I think Uruk is right, really. It's hard to read even the first few chapters of Cunningham's Evermeet: Island of Elves and not wonder if she checked any sources at all for what D&D deities are capable of. It's that sort of thing in her stories.
Personally, this is one of my major pet peeves with quite a few D&D novels, and their authors. Lynn Abbey and the Chronicles of Athas series, J. Robert King and the Blood Wars trilogy, Gene de Weese and Lord of the Necropolis, it goes on and on. All of these authors either didn't read or disregarded something fundamental about the subject matter of their writing, which, for me, lessens the novels enjoyment value considerably. When I read a book about the Planescape setting, I want to know that it's going to conform to the basic rules of that setting...otherwise why even call it a Planescape novel to begin with?
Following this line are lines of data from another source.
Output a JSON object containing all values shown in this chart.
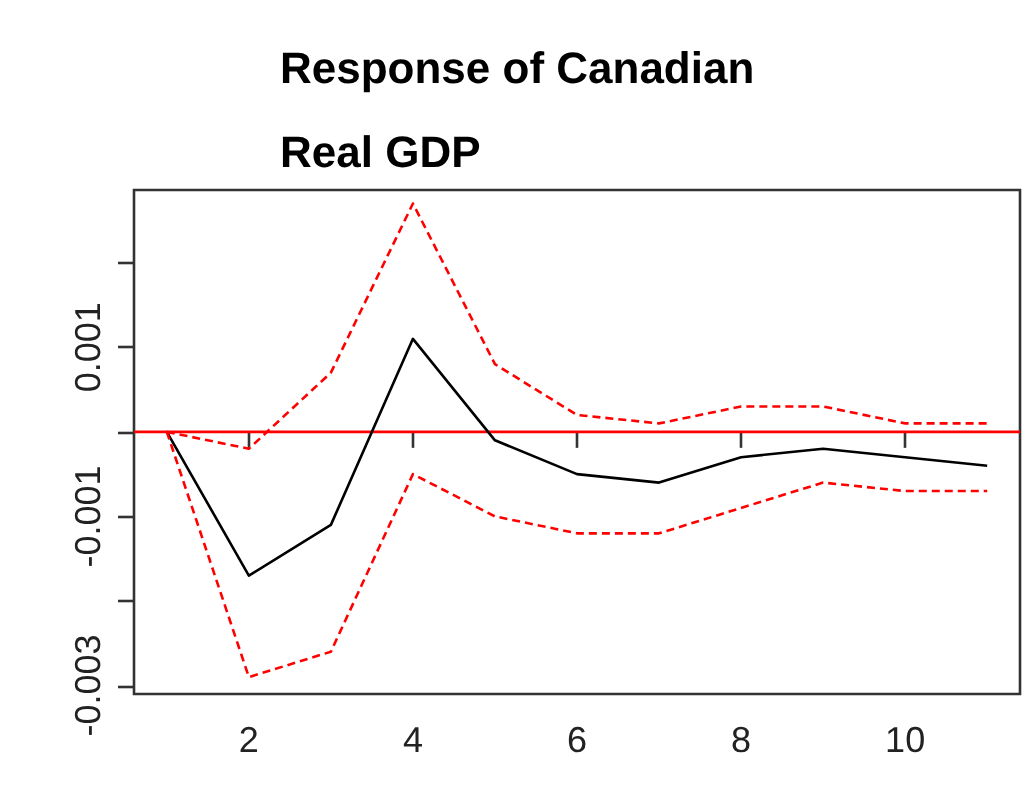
{
  "chart_data": {
    "type": "line",
    "title": "Response of Canadian Real GDP",
    "x": [
      1,
      2,
      3,
      4,
      5,
      6,
      7,
      8,
      9,
      10,
      11
    ],
    "series": [
      {
        "color": "#000000",
        "line_style": "solid",
        "values": [
          0,
          -0.0017,
          -0.0011,
          0.0011,
          -0.0001,
          -0.0005,
          -0.0006,
          -0.0003,
          -0.0002,
          -0.0003,
          -0.0004
        ]
      },
      {
        "color": "#ff0000",
        "line_style": "dashed",
        "values": [
          0,
          -0.0002,
          0.0007,
          0.0027,
          0.0008,
          0.0002,
          0.0001,
          0.0003,
          0.0003,
          0.0001,
          0.0001
        ]
      },
      {
        "color": "#ff0000",
        "line_style": "dashed",
        "values": [
          0,
          -0.0029,
          -0.0026,
          -0.0005,
          -0.001,
          -0.0012,
          -0.0012,
          -0.0009,
          -0.0006,
          -0.0007,
          -0.0007
        ]
      }
    ],
    "xlim": [
      0.6,
      11.4
    ],
    "xticks": [
      2,
      4,
      6,
      8,
      10
    ],
    "ylim": [
      -0.0031,
      0.00286
    ],
    "yticks": [
      {
        "value": -0.003,
        "label": "-0.003"
      },
      {
        "value": -0.002,
        "label": null
      },
      {
        "value": -0.001,
        "label": "-0.001"
      },
      {
        "value": 0,
        "label": null
      },
      {
        "value": 0.001,
        "label": "0.001"
      },
      {
        "value": 0.002,
        "label": null
      }
    ],
    "ref_lines": [
      {
        "axis": "y",
        "value": 0,
        "color": "#ff0000"
      }
    ],
    "grid": false,
    "marker": "none"
  }
}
Admittedly, this is further than what Uruk was talking about. I'm going on about novels that break the rules of their settings, whereas he (I think) meant things that just didn't "feel" D&D.
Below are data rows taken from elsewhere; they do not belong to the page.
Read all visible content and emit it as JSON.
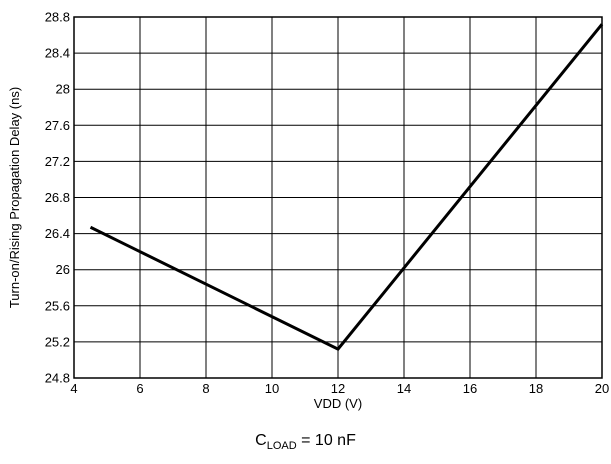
{
  "chart_data": {
    "type": "line",
    "xlabel": "VDD (V)",
    "ylabel": "Turn-on/Rising Propagation Delay (ns)",
    "xlim": [
      4,
      20
    ],
    "ylim": [
      24.8,
      28.8
    ],
    "xticks": [
      4,
      6,
      8,
      10,
      12,
      14,
      16,
      18,
      20
    ],
    "yticks": [
      24.8,
      25.2,
      25.6,
      26,
      26.4,
      26.8,
      27.2,
      27.6,
      28,
      28.4,
      28.8
    ],
    "ytick_labels": [
      "24.8",
      "25.2",
      "25.6",
      "26",
      "26.4",
      "26.8",
      "27.2",
      "27.6",
      "28",
      "28.4",
      "28.8"
    ],
    "grid": true,
    "series": [
      {
        "x": [
          4.5,
          12,
          20
        ],
        "y": [
          26.47,
          25.12,
          28.72
        ]
      }
    ],
    "line_color": "#000000"
  },
  "caption": {
    "main": "C",
    "sub": "LOAD",
    "rest": " = 10 nF"
  }
}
I'm going to get crucified for saying this, but I've always felt that way about Weis & Hickman's work. They never seemed to particularly care for D&D, focusing more on the tone of the stories they wanted to write, and less for the absolutes of the world/universe that it was set in. Examples of this show up again and again in their works, and attitudes to related works of others. Their flat-out denial of Soth in Ravenloft, their use of Fizban in some of the Deathgate Cycle books (and a brief nod to that at the end of the Legends trilogy), their rather contemptuous lack of note for Jean Rabe's excellent Dragons of a New Age trilogy...no, I don't like Weis & Hickman much at all, for the same reasons as Cunningham.